Guston had never ceased to draw, even during his most abstract phase, and it is in his drawings that we most clearly perceive his return to the figure. The first drawings in the show, all in ink, are themselves abstract. While charged with emotion, they convey the purity of Chinese calligraphy— another form that is simultaneously “abstract” and representative. These give way, by 1960, to a deliberately clunky style in which, on closer inspection, objects appear to be embedded: fragments of a landscape in one, domestic objects (an upended shoe sole, a clock) in another. These latter were to play a crucial role in the deliberately restricted iconography of Guston’s subsequent work. Still, it is almost with shock that the first openly representative drawing in the series appears: the Untitled (Book) of 1968, in which an open book, its words signified by charcoal dots, lies on top of what appears to be a much larger, closed volume.
Book is simple to the point of crudity, yet also uncanny. The same economy of means will serve, in the drawings that follow, to suggest city tenements with their blank windows (likewise signified by dots), the tablets of the law, and tombstones. As the traveler in Guston’s late world will realize, each object is simultaneously itself and an indefinite range of others as well. This is not the principle of symbolism— Guston’s iconography is the very antithesis of the symbol— but of metamorphism, in which the stability required for the primary object to suggest a derivative one is replaced by a dynamism in which an entire spectrum of objects is suggested by the same series of strokes. It is, in fact, abstraction turned inside out, in which an apparent multitude of things replace an apparent absence of them.
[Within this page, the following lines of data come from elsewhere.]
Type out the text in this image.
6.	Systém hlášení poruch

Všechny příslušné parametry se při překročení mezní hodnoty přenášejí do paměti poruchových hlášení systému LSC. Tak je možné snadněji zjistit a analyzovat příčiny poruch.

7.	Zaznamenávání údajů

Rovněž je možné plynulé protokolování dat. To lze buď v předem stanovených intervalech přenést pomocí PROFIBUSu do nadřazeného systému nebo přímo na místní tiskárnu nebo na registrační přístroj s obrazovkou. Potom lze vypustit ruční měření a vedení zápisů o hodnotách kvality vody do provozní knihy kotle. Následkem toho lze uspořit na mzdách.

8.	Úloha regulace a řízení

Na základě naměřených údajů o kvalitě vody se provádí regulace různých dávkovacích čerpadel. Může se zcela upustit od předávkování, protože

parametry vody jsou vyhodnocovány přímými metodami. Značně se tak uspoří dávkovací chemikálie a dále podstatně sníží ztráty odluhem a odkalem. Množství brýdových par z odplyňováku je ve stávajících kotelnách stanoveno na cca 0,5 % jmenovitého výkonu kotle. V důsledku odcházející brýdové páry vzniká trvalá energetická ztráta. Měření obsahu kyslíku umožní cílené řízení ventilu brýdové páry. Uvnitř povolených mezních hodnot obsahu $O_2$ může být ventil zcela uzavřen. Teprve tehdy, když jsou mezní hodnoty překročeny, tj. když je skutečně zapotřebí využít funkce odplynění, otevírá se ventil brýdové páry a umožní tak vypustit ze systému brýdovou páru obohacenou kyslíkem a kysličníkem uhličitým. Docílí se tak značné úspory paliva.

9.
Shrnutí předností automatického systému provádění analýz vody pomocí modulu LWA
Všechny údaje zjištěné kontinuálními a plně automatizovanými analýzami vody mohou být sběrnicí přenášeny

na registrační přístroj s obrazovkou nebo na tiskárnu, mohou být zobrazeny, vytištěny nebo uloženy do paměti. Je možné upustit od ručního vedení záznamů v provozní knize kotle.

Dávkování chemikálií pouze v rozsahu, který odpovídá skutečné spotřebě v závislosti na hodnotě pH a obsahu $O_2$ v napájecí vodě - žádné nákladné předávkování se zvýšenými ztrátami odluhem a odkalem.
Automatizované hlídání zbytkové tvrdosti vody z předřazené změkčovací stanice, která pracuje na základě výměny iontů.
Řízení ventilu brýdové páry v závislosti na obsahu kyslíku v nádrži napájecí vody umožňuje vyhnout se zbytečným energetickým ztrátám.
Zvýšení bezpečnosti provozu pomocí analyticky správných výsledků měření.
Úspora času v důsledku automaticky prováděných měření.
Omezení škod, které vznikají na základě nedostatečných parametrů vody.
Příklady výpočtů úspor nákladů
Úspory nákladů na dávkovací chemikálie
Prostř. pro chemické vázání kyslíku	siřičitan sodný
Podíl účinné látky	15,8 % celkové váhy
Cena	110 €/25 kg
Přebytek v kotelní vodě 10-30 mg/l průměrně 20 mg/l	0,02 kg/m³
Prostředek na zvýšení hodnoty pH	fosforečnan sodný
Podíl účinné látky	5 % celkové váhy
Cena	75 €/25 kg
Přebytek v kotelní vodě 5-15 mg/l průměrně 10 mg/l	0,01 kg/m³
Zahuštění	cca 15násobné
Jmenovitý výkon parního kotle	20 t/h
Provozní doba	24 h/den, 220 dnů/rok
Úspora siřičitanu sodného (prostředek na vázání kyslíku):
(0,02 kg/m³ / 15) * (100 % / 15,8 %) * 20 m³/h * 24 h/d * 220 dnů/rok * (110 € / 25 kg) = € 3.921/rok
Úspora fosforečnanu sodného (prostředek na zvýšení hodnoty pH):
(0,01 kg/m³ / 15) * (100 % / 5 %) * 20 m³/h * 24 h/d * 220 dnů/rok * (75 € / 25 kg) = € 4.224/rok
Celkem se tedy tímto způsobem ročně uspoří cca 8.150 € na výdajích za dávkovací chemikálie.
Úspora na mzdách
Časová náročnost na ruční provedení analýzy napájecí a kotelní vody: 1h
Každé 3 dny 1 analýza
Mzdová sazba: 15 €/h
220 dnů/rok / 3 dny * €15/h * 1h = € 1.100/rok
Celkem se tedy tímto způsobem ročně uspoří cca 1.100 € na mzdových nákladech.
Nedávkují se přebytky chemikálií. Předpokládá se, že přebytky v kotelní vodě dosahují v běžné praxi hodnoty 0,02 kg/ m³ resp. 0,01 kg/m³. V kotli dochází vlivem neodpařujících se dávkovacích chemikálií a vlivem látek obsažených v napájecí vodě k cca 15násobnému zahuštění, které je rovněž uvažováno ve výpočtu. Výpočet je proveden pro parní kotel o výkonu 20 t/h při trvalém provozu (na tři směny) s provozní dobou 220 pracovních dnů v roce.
The effect is uncanny, unsettling, but also exhilarating, and, in a slightly terrifying way, jocular.
These are also the qualities of Goya, though the stylistic means differ. There is a radically Cartesian quality to late Guston, in which, as if the world had been leveled by some awful but untraceable catastrophe, it is necessary to repopulate it, object by object— a world not created but recreated, with pain, labor and groping discovery. The journey to be traversed can most summarily be suggested by comparing Guston’s representation of the hand, the artist-deity’s tool. The first Guston hands are paws; later, they are jokingly gloved, as if recycling the old cartoon styles of the 1930s; at the end, in two untitled drawings from 1980, they are elongated and sensitive, but still cramped: The journey is all but over (Guston knew he had only months to live), but still incomplete.
As in Goya’s grotesque pre-Napoleonic visions (for my comments on those, click here), there is also bitter social commentary in Guston’s post-apocalyptic world, whose human figurations are Klan-hooded hoodlums, drowning faces consisting of little but giant eyeballs, or synecdochic arms and legs that seem to live imperiled lives of their own. No Goya apparition is more startling than these figurations. If Goya’s world appears to totter on the point of savage regression, Guston’s seems to have experienced that regression in full (the two world wars of his own lifetime), and to be clambering back on one of the ubiquitous ladders to nowhere that also inhabit the late works, rung by rung, toward whatever can be imagined to remain.